Kompóti (Κομπότι, /el/) is a village and a former municipality in the Arta regional unit, Epirus, Greece. Since the 2011 local government reform it is part of the municipality Nikolaos Skoufas, of which it is a municipal unit. The municipal unit has an area of 38.486 km^{2}. The Greek National Road 5/E55 connects Kompoti with Messolonghi to the south and Arta and Ioannina to the north. Kompoti is located north of Amfilochia and Agrinio, east-northeast of Preveza and southeast of Arta. The Ambracian Gulf is to the south.

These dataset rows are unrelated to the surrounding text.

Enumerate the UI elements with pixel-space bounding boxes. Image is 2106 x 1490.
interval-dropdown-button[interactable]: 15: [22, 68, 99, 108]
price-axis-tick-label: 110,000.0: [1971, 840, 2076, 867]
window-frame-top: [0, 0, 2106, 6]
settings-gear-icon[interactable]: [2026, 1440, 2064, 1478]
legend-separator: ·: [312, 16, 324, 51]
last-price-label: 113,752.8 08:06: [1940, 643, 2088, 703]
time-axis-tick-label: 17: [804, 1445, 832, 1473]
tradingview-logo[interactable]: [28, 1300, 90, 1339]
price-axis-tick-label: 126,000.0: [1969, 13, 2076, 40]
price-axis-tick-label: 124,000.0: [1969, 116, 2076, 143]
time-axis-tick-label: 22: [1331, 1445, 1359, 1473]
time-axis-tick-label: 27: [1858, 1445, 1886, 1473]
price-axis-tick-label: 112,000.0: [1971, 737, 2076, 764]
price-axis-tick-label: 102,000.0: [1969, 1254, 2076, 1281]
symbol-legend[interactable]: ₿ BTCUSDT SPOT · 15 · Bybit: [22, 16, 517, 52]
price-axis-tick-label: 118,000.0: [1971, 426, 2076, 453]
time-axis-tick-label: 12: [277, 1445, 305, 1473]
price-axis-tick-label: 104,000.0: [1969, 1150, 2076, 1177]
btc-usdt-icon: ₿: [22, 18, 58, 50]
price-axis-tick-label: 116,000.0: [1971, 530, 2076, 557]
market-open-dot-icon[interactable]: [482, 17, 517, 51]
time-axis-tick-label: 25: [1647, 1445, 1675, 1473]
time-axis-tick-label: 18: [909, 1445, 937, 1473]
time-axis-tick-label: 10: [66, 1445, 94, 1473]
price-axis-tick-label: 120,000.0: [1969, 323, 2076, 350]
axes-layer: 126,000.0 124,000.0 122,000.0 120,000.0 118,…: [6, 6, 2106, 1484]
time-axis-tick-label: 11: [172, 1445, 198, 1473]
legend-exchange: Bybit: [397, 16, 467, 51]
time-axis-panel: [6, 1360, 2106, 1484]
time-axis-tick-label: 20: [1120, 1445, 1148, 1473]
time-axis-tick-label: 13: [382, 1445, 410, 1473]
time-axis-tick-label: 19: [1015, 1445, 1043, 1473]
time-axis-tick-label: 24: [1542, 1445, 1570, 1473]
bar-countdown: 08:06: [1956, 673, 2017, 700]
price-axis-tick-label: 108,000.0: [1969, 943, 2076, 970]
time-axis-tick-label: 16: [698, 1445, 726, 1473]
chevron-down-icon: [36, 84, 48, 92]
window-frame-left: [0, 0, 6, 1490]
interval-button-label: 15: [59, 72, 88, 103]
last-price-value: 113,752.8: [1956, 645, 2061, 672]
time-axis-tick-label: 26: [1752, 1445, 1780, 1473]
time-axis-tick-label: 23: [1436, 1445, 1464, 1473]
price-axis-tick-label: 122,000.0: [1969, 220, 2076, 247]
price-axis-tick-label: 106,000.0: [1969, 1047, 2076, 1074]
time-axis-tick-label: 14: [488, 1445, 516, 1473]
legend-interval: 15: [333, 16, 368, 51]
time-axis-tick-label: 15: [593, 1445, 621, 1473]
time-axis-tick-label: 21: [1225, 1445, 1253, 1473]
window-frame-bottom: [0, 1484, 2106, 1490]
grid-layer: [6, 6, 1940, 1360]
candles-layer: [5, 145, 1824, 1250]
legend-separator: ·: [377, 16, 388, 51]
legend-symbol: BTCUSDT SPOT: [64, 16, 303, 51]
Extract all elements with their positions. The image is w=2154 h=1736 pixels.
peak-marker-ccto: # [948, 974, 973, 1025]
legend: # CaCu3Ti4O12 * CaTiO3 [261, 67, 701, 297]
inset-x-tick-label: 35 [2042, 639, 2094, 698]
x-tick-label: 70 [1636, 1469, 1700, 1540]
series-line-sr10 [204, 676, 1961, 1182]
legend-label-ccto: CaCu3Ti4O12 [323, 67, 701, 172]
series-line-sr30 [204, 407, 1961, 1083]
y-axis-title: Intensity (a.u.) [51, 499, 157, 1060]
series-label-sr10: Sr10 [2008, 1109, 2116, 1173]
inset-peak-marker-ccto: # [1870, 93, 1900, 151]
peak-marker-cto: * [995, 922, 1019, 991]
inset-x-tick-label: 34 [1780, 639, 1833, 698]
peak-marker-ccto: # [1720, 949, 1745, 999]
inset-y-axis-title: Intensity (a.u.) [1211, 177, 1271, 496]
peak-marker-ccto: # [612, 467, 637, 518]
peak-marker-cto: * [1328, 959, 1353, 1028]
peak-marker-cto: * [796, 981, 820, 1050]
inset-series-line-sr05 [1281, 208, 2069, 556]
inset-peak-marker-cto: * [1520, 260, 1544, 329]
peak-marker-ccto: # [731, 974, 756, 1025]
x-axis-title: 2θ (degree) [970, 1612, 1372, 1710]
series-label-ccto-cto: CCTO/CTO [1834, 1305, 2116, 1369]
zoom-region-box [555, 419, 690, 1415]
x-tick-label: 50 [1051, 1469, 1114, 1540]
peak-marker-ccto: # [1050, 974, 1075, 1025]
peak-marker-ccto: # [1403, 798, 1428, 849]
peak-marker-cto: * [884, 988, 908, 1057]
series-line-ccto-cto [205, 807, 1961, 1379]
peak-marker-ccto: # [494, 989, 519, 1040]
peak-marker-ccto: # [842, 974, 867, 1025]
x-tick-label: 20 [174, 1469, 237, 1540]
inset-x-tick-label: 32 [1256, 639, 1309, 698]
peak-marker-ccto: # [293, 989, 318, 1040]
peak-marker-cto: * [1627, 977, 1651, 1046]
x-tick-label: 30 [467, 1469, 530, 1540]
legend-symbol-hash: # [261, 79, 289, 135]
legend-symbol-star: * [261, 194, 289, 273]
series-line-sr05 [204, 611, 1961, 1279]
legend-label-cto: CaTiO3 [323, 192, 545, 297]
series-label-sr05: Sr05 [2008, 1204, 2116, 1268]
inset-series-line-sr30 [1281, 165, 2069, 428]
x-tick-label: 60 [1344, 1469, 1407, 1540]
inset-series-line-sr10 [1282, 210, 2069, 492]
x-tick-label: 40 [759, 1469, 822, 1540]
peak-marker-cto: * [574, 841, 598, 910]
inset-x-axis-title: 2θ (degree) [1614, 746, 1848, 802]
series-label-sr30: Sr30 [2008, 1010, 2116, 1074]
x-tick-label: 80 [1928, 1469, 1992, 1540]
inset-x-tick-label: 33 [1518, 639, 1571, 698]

Kompoti became part of Greece in 1881.

==Subdivisions==
The municipal unit Kompoti is subdivided into the following communities (constituent villages in brackets):
- Kompoti (Kompoti, Agios Nikolaos)
- Foteino
- Sellades (Sellades, Alonia)

==Population==

| Year | Village | Community | Municipal unit |
|---|---|---|---|
| 1981 | 2,002 | - | - |
| 1991 | 2,050 | - | 3,287 |
| 2001 | 2,128 | 2,357 | 3,485 |
| 2011 | 1,544 | 1,650 | 2,542 |
| 2021 | 1,439 | 1,645 | 2,392 |

==Other==
Kompoti has a few schools, a lyceum (middle school), a gymnasium (secondary school) a few churches, banks, a post office, and a square.

Kompoti is the birthplace of Nikolaos Skoufas (Νικόλαος Σκουφάς), one of the founders of Filiki Eteria meaning Society of Friends in Greek, which was a secret organization working in the early 19th century, whose purpose was to overthrow Ottoman rule over Greece and to establish an independent Greek state.